Evaluation script Bugs?

Question

Evaluation script Bugs?

voldemortX opened this issue 3 years ago · 5 comments

Hi guys, thanks for the amazing dataset!
However, me and my colleagues have encountered several issues with your evaluation script, which made us unable to get 100% accuracy when testing GT against GT:

You set distance to invisible point (annotated invisible for gt or out-of-range invisible for pred) as dist_th:

https://github.com/OpenPerceptionX/OpenLane/blob/f74ecca299e032e100c0ca200a3299c1745de084/eval/LANE_evaluation/lane3d/eval_3D_lane.py#L159
https://github.com/OpenPerceptionX/OpenLane/blob/f74ecca299e032e100c0ca200a3299c1745de084/eval/LANE_evaluation/lane3d/eval_3D_lane.py#L179
https://github.com/OpenPerceptionX/OpenLane/blob/f74ecca299e032e100c0ca200a3299c1745de084/eval/LANE_evaluation/lane3d/eval_3D_lane.py#L190

So the x & z error counting will be off, they will be at least dist_th = 1.5 for invisible points, I'm guessing these distances should be ignored here.

Because of 1, if a GT line is entirely invisible, any pred's distance to this GT line will be exactly dist_th = 1.5, then it won't pass the initial check here:
https://github.com/OpenPerceptionX/OpenLane/blob/f74ecca299e032e100c0ca200a3299c1745de084/eval/LANE_evaluation/lane3d/eval_3D_lane.py#L203
and will be accumulated as FP/FN error. Simply removing this could have other consequences like division by 0 later in:
https://github.com/OpenPerceptionX/OpenLane/blob/f74ecca299e032e100c0ca200a3299c1745de084/eval/LANE_evaluation/lane3d/eval_3D_lane.py#L208

Anyways, this problem should not show because the script filters lines to have at least 2 visible points. However, the x range filtering is inconsistent between:
https://github.com/OpenPerceptionX/OpenLane/blob/f74ecca299e032e100c0ca200a3299c1745de084/eval/LANE_evaluation/lane3d/eval_3D_lane.py#L104
and

https://github.com/OpenPerceptionX/OpenLane/blob/f74ecca299e032e100c0ca200a3299c1745de084/eval/LANE_evaluation/lane3d/eval_3D_lane.py#L121

Also, there is no filtering after interpolation, if a line has 2 visible points before interpolation but don't afterwards, it will also produce entirely invisible lines. For example, one line has y coordinates [23.5 23.8] and is valid, but y_samples are only integers, it won't be valid after (ex)interpolation.
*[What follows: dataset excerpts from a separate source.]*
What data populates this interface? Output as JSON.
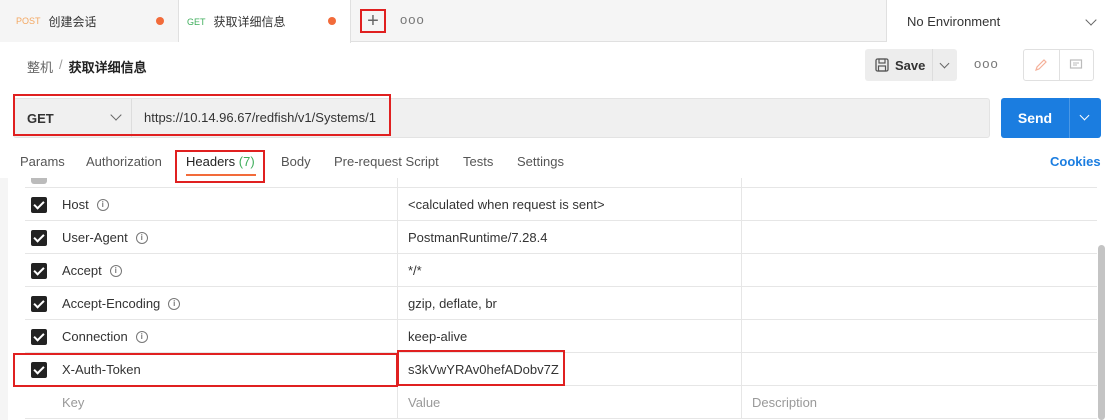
{
  "tabs": [
    {
      "method": "POST",
      "title": "创建会话"
    },
    {
      "method": "GET",
      "title": "获取详细信息"
    }
  ],
  "tab_actions": {
    "new_tab": "+",
    "more": "ooo"
  },
  "environment": {
    "selected": "No Environment"
  },
  "breadcrumb": {
    "parent": "整机",
    "separator": "/",
    "current": "获取详细信息"
  },
  "toolbar": {
    "save_label": "Save",
    "more": "ooo"
  },
  "request": {
    "method": "GET",
    "url": "https://10.14.96.67/redfish/v1/Systems/1",
    "send_label": "Send"
  },
  "request_tabs": [
    {
      "label": "Params"
    },
    {
      "label": "Authorization"
    },
    {
      "label": "Headers",
      "count": "(7)"
    },
    {
      "label": "Body"
    },
    {
      "label": "Pre-request Script"
    },
    {
      "label": "Tests"
    },
    {
      "label": "Settings"
    }
  ],
  "cookies_label": "Cookies",
  "headers_table": {
    "rows": [
      {
        "key": "Host",
        "value": "<calculated when request is sent>",
        "checked": true,
        "info": true
      },
      {
        "key": "User-Agent",
        "value": "PostmanRuntime/7.28.4",
        "checked": true,
        "info": true
      },
      {
        "key": "Accept",
        "value": "*/*",
        "checked": true,
        "info": true
      },
      {
        "key": "Accept-Encoding",
        "value": "gzip, deflate, br",
        "checked": true,
        "info": true
      },
      {
        "key": "Connection",
        "value": "keep-alive",
        "checked": true,
        "info": true
      },
      {
        "key": "X-Auth-Token",
        "value": "s3kVwYRAv0hefADobv7Z",
        "checked": true,
        "info": false
      }
    ],
    "placeholder": {
      "key": "Key",
      "value": "Value",
      "description": "Description"
    }
  },
  "colors": {
    "accent": "#f26b3a",
    "primary": "#1b7de0",
    "highlight": "#e02020",
    "get_method": "#3fae5c",
    "post_method": "#f4a862"
  }
}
Btw, by testing GT against GT, I can only get around 87% F1. I saved GT after the coordinate transform and filtering. If you could clarify the ignore mechanism, I can make a pull request to fix this for you. There are two popular ignore mechanisms in metrics, I think the first one sounds better and aligns more with your original metric (only suggestions here):

ignore and let the prediction predict anything (e.g., the 255 ignore index in segmentation datasets).
neither encourage nor discourage a pred, provided if it matches with an ignored GT (e.g., the MOTChallenge non-pedestrian classes are ignored if matched with IoU 0.5, otherwise count the pred as a FP).
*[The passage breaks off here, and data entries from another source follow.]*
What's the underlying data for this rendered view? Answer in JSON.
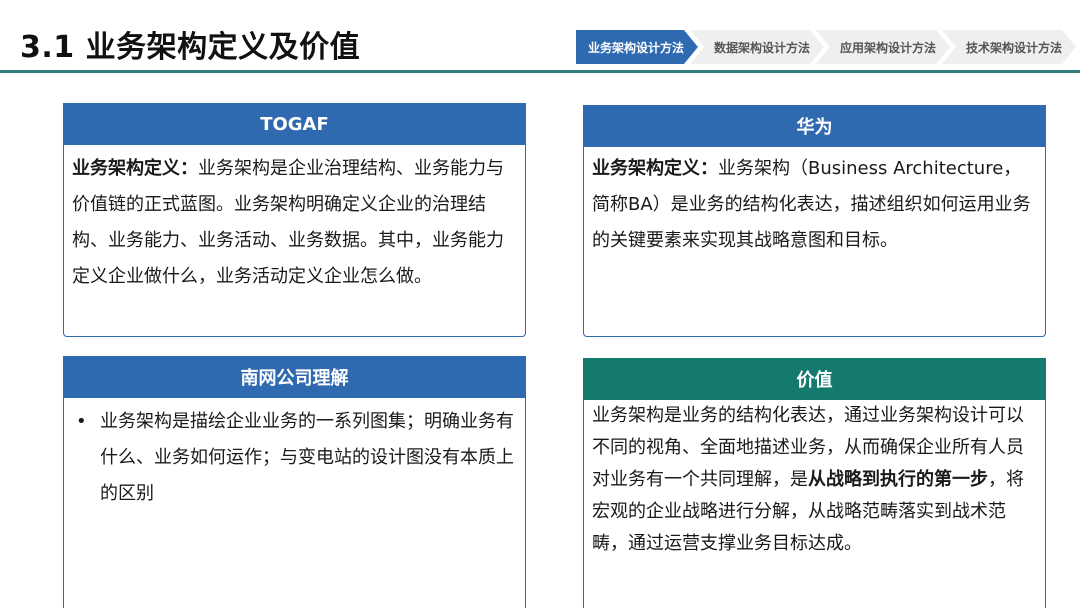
{
  "header": {
    "title": "3.1 业务架构定义及价值",
    "steps": [
      {
        "label": "业务架构设计方法",
        "active": true
      },
      {
        "label": "数据架构设计方法",
        "active": false
      },
      {
        "label": "应用架构设计方法",
        "active": false
      },
      {
        "label": "技术架构设计方法",
        "active": false
      }
    ]
  },
  "togaf": {
    "title": "TOGAF",
    "term": "业务架构定义：",
    "text": "业务架构是企业治理结构、业务能力与价值链的正式蓝图。业务架构明确定义企业的治理结构、业务能力、业务活动、业务数据。其中，业务能力定义企业做什么，业务活动定义企业怎么做。"
  },
  "huawei": {
    "title": "华为",
    "term": "业务架构定义：",
    "text": "业务架构（Business Architecture，简称BA）是业务的结构化表达，描述组织如何运用业务的关键要素来实现其战略意图和目标。"
  },
  "nanwang": {
    "title": "南网公司理解",
    "bullet": "•",
    "items": [
      "业务架构是描绘企业业务的一系列图集；明确业务有什么、业务如何运作；与变电站的设计图没有本质上的区别"
    ]
  },
  "value": {
    "title": "价值",
    "text_before": "业务架构是业务的结构化表达，通过业务架构设计可以不同的视角、全面地描述业务，从而确保企业所有人员对业务有一个共同理解，是",
    "text_bold": "从战略到执行的第一步",
    "text_after": "，将宏观的企业战略进行分解，从战略范畴落实到战术范畴，通过运营支撑业务目标达成。"
  },
  "colors": {
    "blue": "#2f6ab0",
    "teal": "#147a6e",
    "rule": "#2e7f7c"
  }
}
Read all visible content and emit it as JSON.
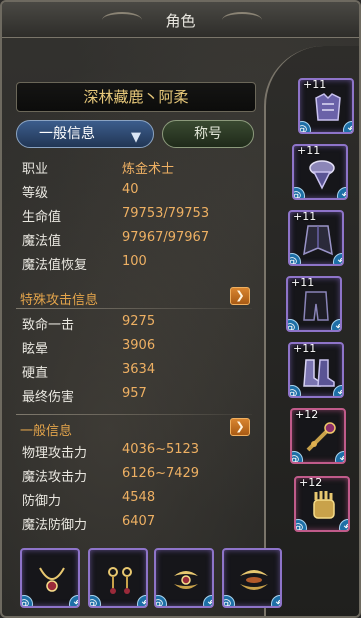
{
  "window": {
    "title": "角色"
  },
  "character": {
    "name": "深林藏鹿丶阿柔"
  },
  "tabs": {
    "dropdown_label": "一般信息",
    "title_button": "称号"
  },
  "basic_stats": [
    {
      "label": "职业",
      "value": "炼金术士"
    },
    {
      "label": "等级",
      "value": "40"
    },
    {
      "label": "生命值",
      "value": "79753/79753"
    },
    {
      "label": "魔法值",
      "value": "97967/97967"
    },
    {
      "label": "魔法值恢复",
      "value": "100"
    }
  ],
  "special_attack": {
    "heading": "特殊攻击信息",
    "stats": [
      {
        "label": "致命一击",
        "value": "9275"
      },
      {
        "label": "眩晕",
        "value": "3906"
      },
      {
        "label": "硬直",
        "value": "3634"
      },
      {
        "label": "最终伤害",
        "value": "957"
      }
    ]
  },
  "general_info": {
    "heading": "一般信息",
    "stats": [
      {
        "label": "物理攻击力",
        "value": "4036~5123"
      },
      {
        "label": "魔法攻击力",
        "value": "6126~7429"
      },
      {
        "label": "防御力",
        "value": "4548"
      },
      {
        "label": "魔法防御力",
        "value": "6407"
      }
    ]
  },
  "equipment_right": [
    {
      "enhance": "+11",
      "icon": "armor-chest-icon",
      "frame": "purple"
    },
    {
      "enhance": "+11",
      "icon": "armor-shoulder-icon",
      "frame": "purple"
    },
    {
      "enhance": "+11",
      "icon": "armor-cloak-icon",
      "frame": "purple"
    },
    {
      "enhance": "+11",
      "icon": "armor-pants-icon",
      "frame": "purple"
    },
    {
      "enhance": "+11",
      "icon": "armor-boots-icon",
      "frame": "purple"
    },
    {
      "enhance": "+12",
      "icon": "weapon-staff-icon",
      "frame": "red"
    },
    {
      "enhance": "+12",
      "icon": "glove-icon",
      "frame": "red"
    }
  ],
  "equipment_bottom": [
    {
      "icon": "necklace-icon"
    },
    {
      "icon": "earring-icon"
    },
    {
      "icon": "ring-icon"
    },
    {
      "icon": "bracelet-icon"
    }
  ],
  "badges": {
    "lock_glyph": "@",
    "swap_glyph": "⟲"
  },
  "colors": {
    "value_orange": "#eeb063",
    "section_orange": "#e3a44b",
    "name_gold": "#e7c87a",
    "slot_purple": "#8e74c9",
    "slot_red": "#c05b8a"
  }
}
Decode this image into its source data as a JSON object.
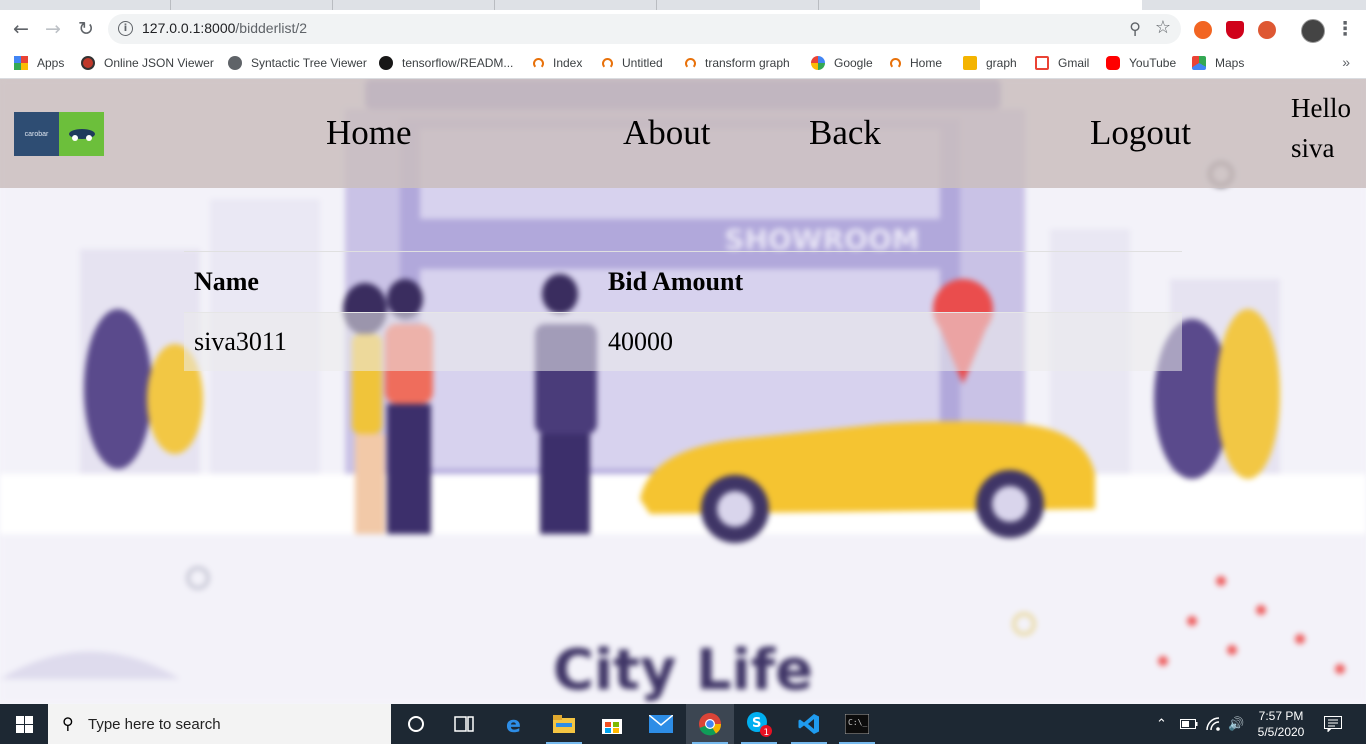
{
  "browser": {
    "url_host": "127.0.0.1:8000",
    "url_path": "/bidderlist/2",
    "bookmarks": [
      {
        "label": "Apps",
        "icon": "apps-grid-icon"
      },
      {
        "label": "Online JSON Viewer",
        "icon": "json-viewer-icon"
      },
      {
        "label": "Syntactic Tree Viewer",
        "icon": "globe-icon"
      },
      {
        "label": "tensorflow/READM...",
        "icon": "github-icon"
      },
      {
        "label": "Index",
        "icon": "jupyter-icon"
      },
      {
        "label": "Untitled",
        "icon": "jupyter-icon"
      },
      {
        "label": "transform graph",
        "icon": "jupyter-icon"
      },
      {
        "label": "Google",
        "icon": "google-icon"
      },
      {
        "label": "Home",
        "icon": "jupyter-icon"
      },
      {
        "label": "graph",
        "icon": "notebook-icon"
      },
      {
        "label": "Gmail",
        "icon": "gmail-icon"
      },
      {
        "label": "YouTube",
        "icon": "youtube-icon"
      },
      {
        "label": "Maps",
        "icon": "maps-icon"
      }
    ]
  },
  "site": {
    "logo_text": "carobar",
    "nav": {
      "home": "Home",
      "about": "About",
      "back": "Back",
      "logout": "Logout",
      "greeting": "Hello siva"
    },
    "table": {
      "headers": [
        "Name",
        "Bid Amount"
      ],
      "rows": [
        {
          "name": "siva3011",
          "bid": "40000"
        }
      ]
    },
    "background_text": {
      "showroom": "SHOWROOM",
      "city": "City Life"
    }
  },
  "taskbar": {
    "search_placeholder": "Type here to search",
    "time": "7:57 PM",
    "date": "5/5/2020",
    "skype_badge": "1"
  },
  "colors": {
    "nav_bar": "#cabebe",
    "car_yellow": "#f5c431",
    "showroom_purple": "#8b80c9",
    "taskbar": "#1d2833"
  }
}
I think these issues could have been inherited from the synthetic benchmark. And they could non-trivially influence your already evaluated results.

cc @ChonghaoSima @dyfcalid @hli2020

voldemortX commented 3 years ago

Great!

Answer 1 · 2022-06-15T04:40:11.000Z

Thank you for raising this issue. We'll check it and reply to you later

Answer 2 · 2022-06-15T06:41:49.000Z

For lanes that are entirely invisible, yes the problem exists here. We are trying to fix this by simply ignoring them in evaluation. But we insist those annotations are meaningful since invisible lanes are still part of the local map, and we will keep them in gt json.
For the inconsistent x range filtering, we're checking if that has an influence on the evaluation result. But yes it's inconsistent.
Filtering after interpolation. We're going to test it to see the difference in results.

Again, thank you for pointing out these issues. Previously we intend to keep consistent with Apollo evaluation code so the adaptation should be easy. We're fixing these bugs and could you make a pull request about them so we can do a double check?

Answer 3 · 2022-06-15T06:44:49.000Z

@ChonghaoSima I've only yet fixed the F score, not the x & z errors. I will make a WIP pull request for you to cross-check.

Answer 4 · 2022-07-03T12:06:44.000Z

We've fixed this issue and now GT against GT evaluation is perfectly matched, and we will update all related results in our paper, thank you for pointing this out.